The place around the Gate is today popular for festivals, different events, or demonstrations. It is the border line for two big and famous Berlin streets: Strasse des 17. Juni (Street of 17th June) and historical boulevard Unter den Linden (Under lindens).

Brandenburg Gate is 26 metres high, 65,5 metres wide and 11 metres long. It was made of sandstone in the style of early classicism. It reminds the Propylea, the gateway to the Acropolis in Athens. There are five gate-ways between the 15 metres high columns. The middle gate-way is a bit wider than the sides’ ones. The diameter of each column is 1,75 metres. They were built in Ionic-Doric style. There are small halls on each side of the Gate. The Gate is decorated by the scenes from the life of Hercules, Greek God Mars and Goddess Minerva. And all that is crowned by a 5 metres high quadriga, a bronze sculpture of the goddess of victory riding a four-horse chariot entering the city.
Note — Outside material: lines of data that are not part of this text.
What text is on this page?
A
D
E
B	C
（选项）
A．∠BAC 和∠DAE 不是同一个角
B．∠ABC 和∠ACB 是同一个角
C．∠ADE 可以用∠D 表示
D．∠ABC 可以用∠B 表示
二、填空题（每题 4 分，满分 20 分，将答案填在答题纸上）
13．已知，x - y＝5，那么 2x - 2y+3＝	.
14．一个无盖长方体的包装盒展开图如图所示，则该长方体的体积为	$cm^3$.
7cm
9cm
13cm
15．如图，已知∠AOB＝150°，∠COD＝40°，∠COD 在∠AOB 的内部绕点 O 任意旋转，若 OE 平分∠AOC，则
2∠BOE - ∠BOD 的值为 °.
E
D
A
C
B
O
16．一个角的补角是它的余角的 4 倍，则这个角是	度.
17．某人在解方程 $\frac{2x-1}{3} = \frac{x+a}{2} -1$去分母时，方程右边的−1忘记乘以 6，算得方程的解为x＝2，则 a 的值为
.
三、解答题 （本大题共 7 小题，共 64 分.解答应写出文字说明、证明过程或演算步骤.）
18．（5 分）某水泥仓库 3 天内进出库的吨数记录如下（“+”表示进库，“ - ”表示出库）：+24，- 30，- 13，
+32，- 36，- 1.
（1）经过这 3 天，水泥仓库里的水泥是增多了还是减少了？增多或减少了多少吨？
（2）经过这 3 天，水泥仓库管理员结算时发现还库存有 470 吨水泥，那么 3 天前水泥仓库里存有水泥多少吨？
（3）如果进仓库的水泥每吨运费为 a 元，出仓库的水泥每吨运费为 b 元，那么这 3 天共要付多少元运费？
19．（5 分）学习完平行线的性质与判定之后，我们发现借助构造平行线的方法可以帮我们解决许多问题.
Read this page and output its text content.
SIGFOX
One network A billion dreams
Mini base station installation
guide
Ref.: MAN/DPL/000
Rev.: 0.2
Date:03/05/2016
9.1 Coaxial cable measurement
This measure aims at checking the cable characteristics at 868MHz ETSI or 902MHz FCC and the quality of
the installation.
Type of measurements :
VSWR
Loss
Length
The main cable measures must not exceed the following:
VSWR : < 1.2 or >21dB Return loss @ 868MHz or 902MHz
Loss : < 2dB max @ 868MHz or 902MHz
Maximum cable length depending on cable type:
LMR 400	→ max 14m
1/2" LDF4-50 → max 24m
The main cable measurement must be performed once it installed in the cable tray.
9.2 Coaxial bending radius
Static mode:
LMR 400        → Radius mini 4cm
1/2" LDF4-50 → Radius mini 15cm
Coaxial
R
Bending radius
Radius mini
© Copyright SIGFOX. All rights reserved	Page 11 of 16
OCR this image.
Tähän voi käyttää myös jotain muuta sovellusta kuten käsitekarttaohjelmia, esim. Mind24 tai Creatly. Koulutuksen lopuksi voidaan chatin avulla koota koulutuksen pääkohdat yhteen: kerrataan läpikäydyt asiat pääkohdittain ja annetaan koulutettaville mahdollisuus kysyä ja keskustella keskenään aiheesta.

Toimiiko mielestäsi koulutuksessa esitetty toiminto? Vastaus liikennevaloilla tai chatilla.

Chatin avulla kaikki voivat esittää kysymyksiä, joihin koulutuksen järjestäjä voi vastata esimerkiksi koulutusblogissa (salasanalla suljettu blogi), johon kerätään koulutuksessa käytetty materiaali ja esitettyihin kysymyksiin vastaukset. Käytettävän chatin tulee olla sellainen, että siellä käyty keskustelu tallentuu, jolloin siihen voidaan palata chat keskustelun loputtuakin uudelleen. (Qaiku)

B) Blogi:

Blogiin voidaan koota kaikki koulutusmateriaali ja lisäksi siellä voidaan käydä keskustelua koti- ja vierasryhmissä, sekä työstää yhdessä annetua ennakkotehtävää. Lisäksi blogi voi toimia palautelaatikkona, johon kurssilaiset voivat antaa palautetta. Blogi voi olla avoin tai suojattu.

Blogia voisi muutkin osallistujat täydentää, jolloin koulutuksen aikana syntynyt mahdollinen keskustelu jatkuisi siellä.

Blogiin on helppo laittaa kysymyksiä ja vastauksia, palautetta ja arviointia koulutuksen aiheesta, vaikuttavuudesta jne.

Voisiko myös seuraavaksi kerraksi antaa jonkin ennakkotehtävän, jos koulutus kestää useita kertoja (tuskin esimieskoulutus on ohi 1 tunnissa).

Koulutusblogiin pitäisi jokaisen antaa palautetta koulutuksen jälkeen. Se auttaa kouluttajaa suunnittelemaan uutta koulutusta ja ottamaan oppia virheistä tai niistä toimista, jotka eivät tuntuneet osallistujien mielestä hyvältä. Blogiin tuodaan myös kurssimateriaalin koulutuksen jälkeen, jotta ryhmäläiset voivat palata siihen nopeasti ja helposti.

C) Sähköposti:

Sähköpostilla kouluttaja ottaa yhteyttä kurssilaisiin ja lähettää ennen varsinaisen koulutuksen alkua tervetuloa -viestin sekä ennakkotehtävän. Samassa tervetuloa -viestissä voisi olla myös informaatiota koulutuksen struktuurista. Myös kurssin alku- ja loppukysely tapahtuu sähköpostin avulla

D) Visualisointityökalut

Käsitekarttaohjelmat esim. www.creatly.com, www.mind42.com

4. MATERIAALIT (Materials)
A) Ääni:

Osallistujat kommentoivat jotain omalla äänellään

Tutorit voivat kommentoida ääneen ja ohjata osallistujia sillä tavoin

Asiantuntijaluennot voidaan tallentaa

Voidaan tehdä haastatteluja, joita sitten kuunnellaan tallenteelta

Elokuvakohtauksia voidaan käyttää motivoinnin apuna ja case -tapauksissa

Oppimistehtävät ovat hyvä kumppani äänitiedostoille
Brandenburg Gate was built in 1734 as a toll gate in Berlin’s fortification. The present look got the Gate between 1788 and 1791, under the reign of Prussian king Friedrich Wilhelm II. The name of the architect was Carl Gotthard Langhans. Quadriga at the top was added to the Gate in 1793 and it was made by Johann Gottfried Schadow. The Original statue of winged goddess had wreath of oak leaves and it was called Eirene, the goddess of peace. In 1806 Napoleon took it to Paris but it returned to Berlin in 1814. Oak leaves wreath was replaced by steel cross and the goddess of peace became the goddess of victory – Victoria.

The last major reconstruction of the Gate took place after the reunion of Germany in 1989, when it was given its original look. Today is this symbol of German unity placed on the bottom side of German Euro coin.